Married with Debt...
Well, like anything else I too have fallen victim to the
hype, why, because shiny and new appeals to me! The feeling that I get when I
go into the store to purchase things that I think I need is incredible. The buy
me, take me home, and don’t you need me look that I get is enough to send me in
a trance. I look at the neatly organized rows and shelves and melt. The more I see
the more I want. It takes a while sometimes but realism catches up with me and punches
me in the face. Then, I realize dummy, how are you gonna put gas into your car?
Buyers’ remorse plays again in my mind
like my favorite song that I can’t get rid of. It’s funny because I know in a
week or so; all of this stuff will wind up collecting dust in my closet or
underneath a bed, or it end up disappearing into the black hole never to be seen
or heard of again. I’ve come to the realization that I want stuff just for the
sake of wanting it. The necessity for it is not always there. I see something I
want and then I can’t get it out of mind and like an addict I HAVE to have it.
Logic disappears and
the only thing I concern myself with is how quickly I can get it in my hands. Visualizing
how it will solve all of my problems and make everything better, even if it
doesn’t, I don’t care. What I didn’t know at the time was all of this stuff costs
me. Yeah there’s that initial price tag but then there’s the EXTRA costs. Say you buy a TV;
you pay the initial cost and then add up all of the other costs associated with
it. Without those other costs, you wouldn’t be able to use it. Electricity is
the main expense that comes to mind, without it nothing in your home would
work, okay so that’s one monthly reoccurring expense.
Secondly this is
optional, cable. Depending on your provider cable can be expensive especially
if you get anything beyond basic. This too becomes another monthly reoccurring
expense, and if you’re like me and love watching movies then you may choose to
subscribe to Netflix or something similar in order to get your movie fix which
I hate to say costs as well. I know my parents told me, “ain’t nothing in this
world free,” but dang. After a while all of these cost begin to add up and if
you multiply how much you spend each month by 12, look at how much money that
equates to in a years’ time. Call me crazy, but I never realized how much my
stuff cost me.
I recently looked myself
in the mirror and asked how in the bleep did you get here? Well for starters,
I’m a consumer and money burns a hole in my pocket. Not all of the time but
most of the time. If I’m not buying something then I’m thinking about it. It’s
sad but I thought having a job meant you had the ability to buy whatever you
wanted. Heck you worked for it right? Being financially responsible was the
furthest thing from my mind. Investing and saving sounded like a foreign language
to me and meant that I couldn’t buy, so I stayed far away from things like that.

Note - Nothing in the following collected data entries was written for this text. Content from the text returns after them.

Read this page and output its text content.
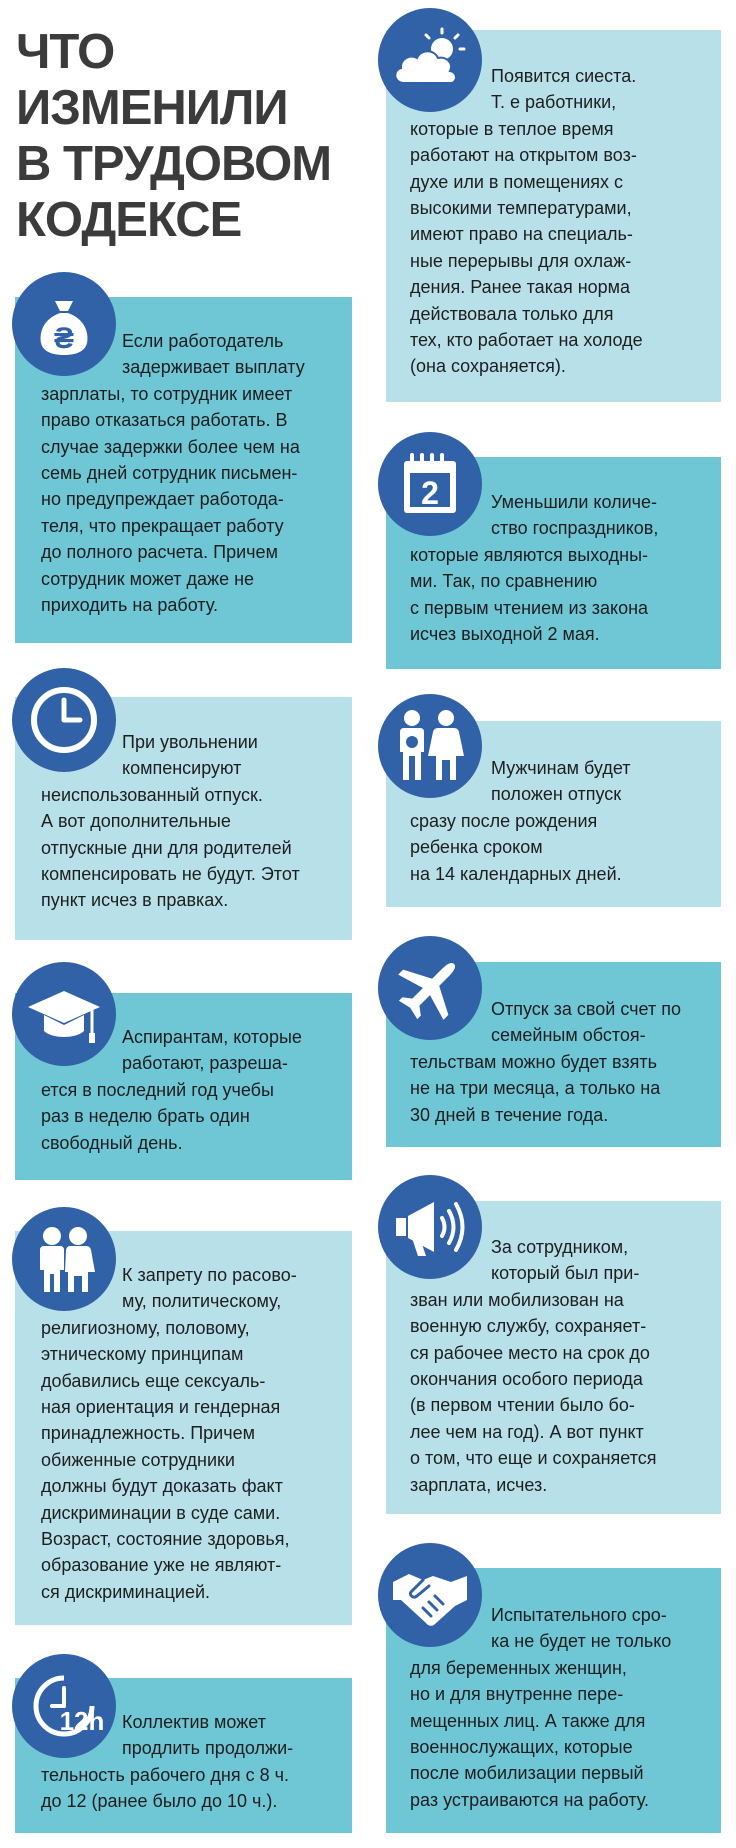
ЧТО
ИЗМЕНИЛИ
В ТРУДОВОМ
КОДЕКСЕ
₴	Если работодатель
задерживает выплату
зарплаты, то сотрудник имеет
право отказаться работать. В
случае задержки более чем на
семь дней сотрудник письмен-
но предупреждает работода-
теля, что прекращает работу
до полного расчета. Причем
сотрудник может даже не
приходить на работу.

При увольнении
компенсируют
неиспользованный отпуск.
А вот дополнительные
отпускные дни для родителей
компенсировать не будут. Этот
пункт исчез в правках.

Аспирантам, которые
работают, разреша-
ется в последний год учебы
раз в неделю брать один
свободный день.

К запрету по расово-
му, политическому,
религиозному, половому,
этническому принципам
добавились еще сексуаль-
ная ориентация и гендерная
принадлежность. Причем
обиженные сотрудники
должны будут доказать факт
дискриминации в суде сами.
Возраст, состояние здоровья,
образование уже не являют-
ся дискриминацией.

12h Коллектив может
продлить продолжи-
тельность рабочего дня с 8 ч.
до 12 (ранее было до 10 ч.).

Появится сиеста.
Т. е работники,
которые в теплое время
работают на открытом воз-
духе или в помещениях с
высокими температурами,
имеют право на специаль-
ные перерывы для охлаж-
дения. Ранее такая норма
действовала только для
тех, кто работает на холоде
(она сохраняется).

2	Уменьшили количе-
ство госпраздников,
которые являются выходны-
ми. Так, по сравнению
с первым чтением из закона
исчез выходной 2 мая.

Мужчинам будет
положен отпуск
сразу после рождения
ребенка сроком
на 14 календарных дней.

Отпуск за свой счет по
семейным обстоя-
тельствам можно будет взять
не на три месяца, а только на
30 дней в течение года.

За сотрудником,
который был при-
зван или мобилизован на
военную службу, сохраняет-
ся рабочее место на срок до
окончания особого периода
(в первом чтении было бо-
лее чем на год). А вот пункт
о том, что еще и сохраняется
зарплата, исчез.

Испытательного сро-
ка не будет не только
для беременных женщин,
но и для внутренне пере-
мещенных лиц. А также для
военнослужащих, которые
после мобилизации первый
раз устраиваются на работу.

I could blame my parents or anyone other
than myself; that would definitely make me feel better but the truth is I got
myself here.
My inability to question what was going on around me has made me
irresponsible. Now I have to face the consequences and let me be the first to
tell you, consequences suck, especially the negative ones. Facing reality has
forced me to put on my big girl panties and grow up. Right now, I’m assessing
the damages and I can tell you this, I’m definitely in a state of emergency. I
don’t know if I need FEMA, a bailout, or a good beat down. You tell yourself,
“I got this,” and you believe it until your money vanishes faster than you can
blink and is left being a figment of your imagination.
Why are habits so hard
to break? I know what I should do but my body just doesn’t do it. It’s the
discipline part that becomes monotonous and boring. I’ve tried budgets but
there again, I don’t stick to them, why, I could sit here and list a million
reasons but they’ll all be excuses. I guess shopping just made things easier
and gave me that temporary high. Now that
the smoke has cleared what do I do now? I envisioned my life looking a little
more glamorous and a little less on the broke side. I have a job because I want
stuff and the stuff I already have requires me to work in order to be able to
use it. The bottom line is I’m working to pay for stuff not because I enjoy
working. If it were up to me, I’d quit and travel.

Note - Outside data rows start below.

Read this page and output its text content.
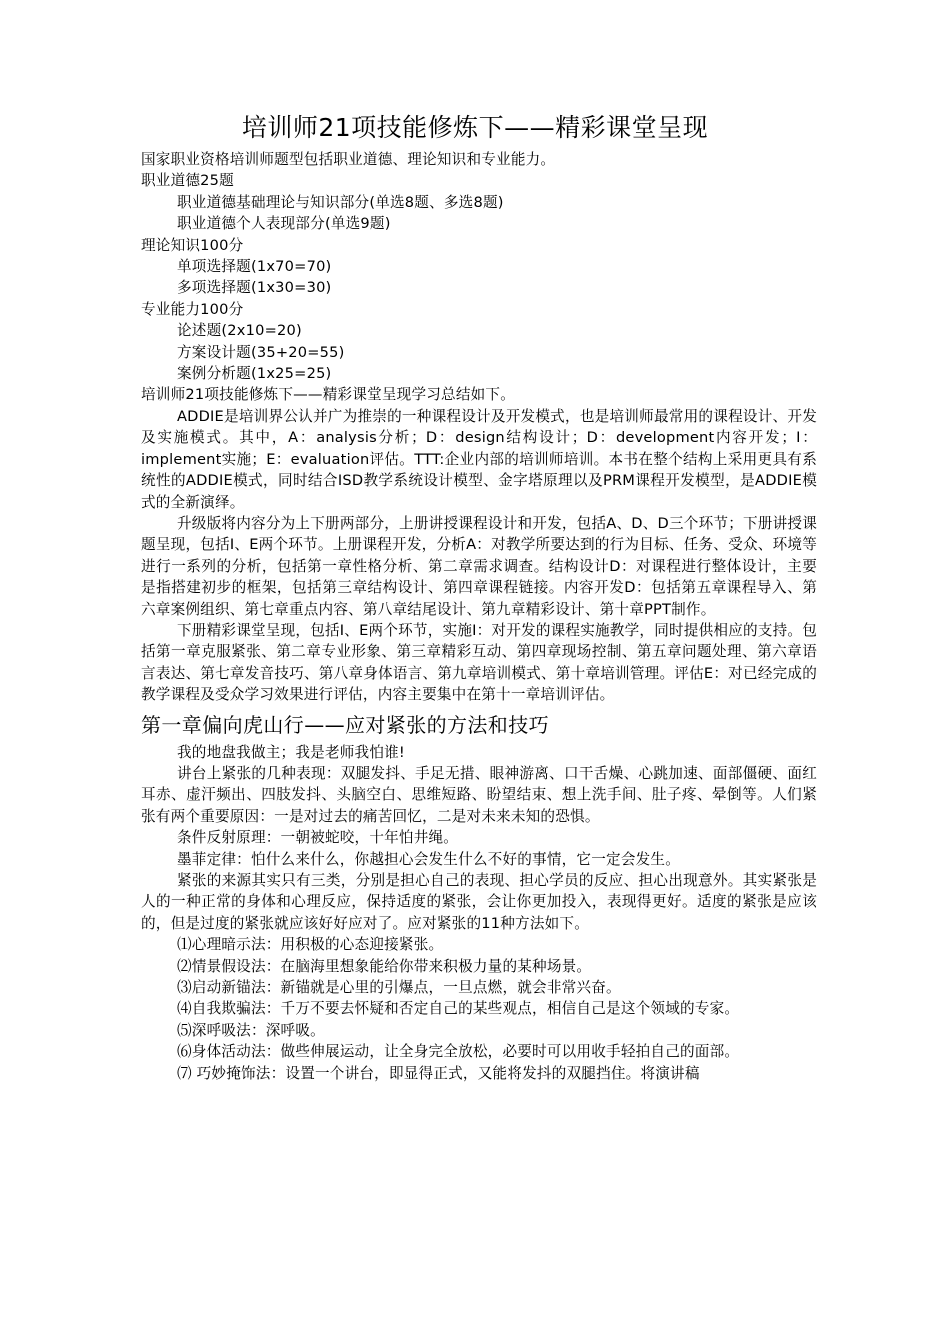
培训师21项技能修炼下——精彩课堂呈现

国家职业资格培训师题型包括职业道德、理论知识和专业能力。

职业道德25题

职业道德基础理论与知识部分(单选8题、多选8题)

职业道德个人表现部分(单选9题)

理论知识100分

单项选择题(1x70=70)

多项选择题(1x30=30)

专业能力100分

论述题(2x10=20)

方案设计题(35+20=55)

案例分析题(1x25=25)

培训师21项技能修炼下——精彩课堂呈现学习总结如下。

ADDIE是培训界公认并广为推崇的一种课程设计及开发模式，也是培训师最常用的课程设计、开发及实施模式。其中，A：analysis分析；D：design结构设计；D：development内容开发；I：implement实施；E：evaluation评估。TTT:企业内部的培训师培训。本书在整个结构上采用更具有系统性的ADDIE模式，同时结合ISD教学系统设计模型、金字塔原理以及PRM课程开发模型，是ADDIE模式的全新演绎。

升级版将内容分为上下册两部分，上册讲授课程设计和开发，包括A、D、D三个环节；下册讲授课题呈现，包括I、E两个环节。上册课程开发，分析A：对教学所要达到的行为目标、任务、受众、环境等进行一系列的分析，包括第一章性格分析、第二章需求调查。结构设计D：对课程进行整体设计，主要是指搭建初步的框架，包括第三章结构设计、第四章课程链接。内容开发D：包括第五章课程导入、第六章案例组织、第七章重点内容、第八章结尾设计、第九章精彩设计、第十章PPT制作。

下册精彩课堂呈现，包括I、E两个环节，实施I：对开发的课程实施教学，同时提供相应的支持。包括第一章克服紧张、第二章专业形象、第三章精彩互动、第四章现场控制、第五章问题处理、第六章语言表达、第七章发音技巧、第八章身体语言、第九章培训模式、第十章培训管理。评估E：对已经完成的教学课程及受众学习效果进行评估，内容主要集中在第十一章培训评估。

第一章偏向虎山行——应对紧张的方法和技巧

我的地盘我做主；我是老师我怕谁!

讲台上紧张的几种表现：双腿发抖、手足无措、眼神游离、口干舌燥、心跳加速、面部僵硬、面红耳赤、虚汗频出、四肢发抖、头脑空白、思维短路、盼望结束、想上洗手间、肚子疼、晕倒等。人们紧张有两个重要原因：一是对过去的痛苦回忆，二是对未来未知的恐惧。

条件反射原理：一朝被蛇咬，十年怕井绳。

墨菲定律：怕什么来什么，你越担心会发生什么不好的事情，它一定会发生。

紧张的来源其实只有三类，分别是担心自己的表现、担心学员的反应、担心出现意外。其实紧张是人的一种正常的身体和心理反应，保持适度的紧张，会让你更加投入，表现得更好。适度的紧张是应该的，但是过度的紧张就应该好好应对了。应对紧张的11种方法如下。

⑴心理暗示法：用积极的心态迎接紧张。

⑵情景假设法：在脑海里想象能给你带来积极力量的某种场景。

⑶启动新锚法：新锚就是心里的引爆点，一旦点燃，就会非常兴奋。

⑷自我欺骗法：千万不要去怀疑和否定自己的某些观点，相信自己是这个领域的专家。

⑸深呼吸法：深呼吸。

⑹身体活动法：做些伸展运动，让全身完全放松，必要时可以用收手轻拍自己的面部。

⑺ 巧妙掩饰法：设置一个讲台，即显得正式，又能将发抖的双腿挡住。将演讲稿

So how do I do that and still
be able to live comfortably? Not being able to do something is definitely not
at the top of my list, but in order to change my current trajectory some
drastic steps have to be taken. Stomping my feet and shouting life isn’t fair
is not going to work this time. In order to change my life, I’m actually going
to have to change my habits. The question becomes how? I want to be able to
live better and have fun doing it. I know some sacrifices are going to be made;
I just don’t want to feel or notice them. I know; I’m such a cry baby. This is
life and as an adult sometimes sacrifice and discipline are necessary in order
to be able to do the things we want to do and not the things we have to do or
have no choice in doing. Where is the simplicity? Things used to be so simple, but then again what do I know, I'm married with debt... :)
What do you guys think? How do you tackle debt and fun? Is
it possible to get out of debt and have fun, let me know?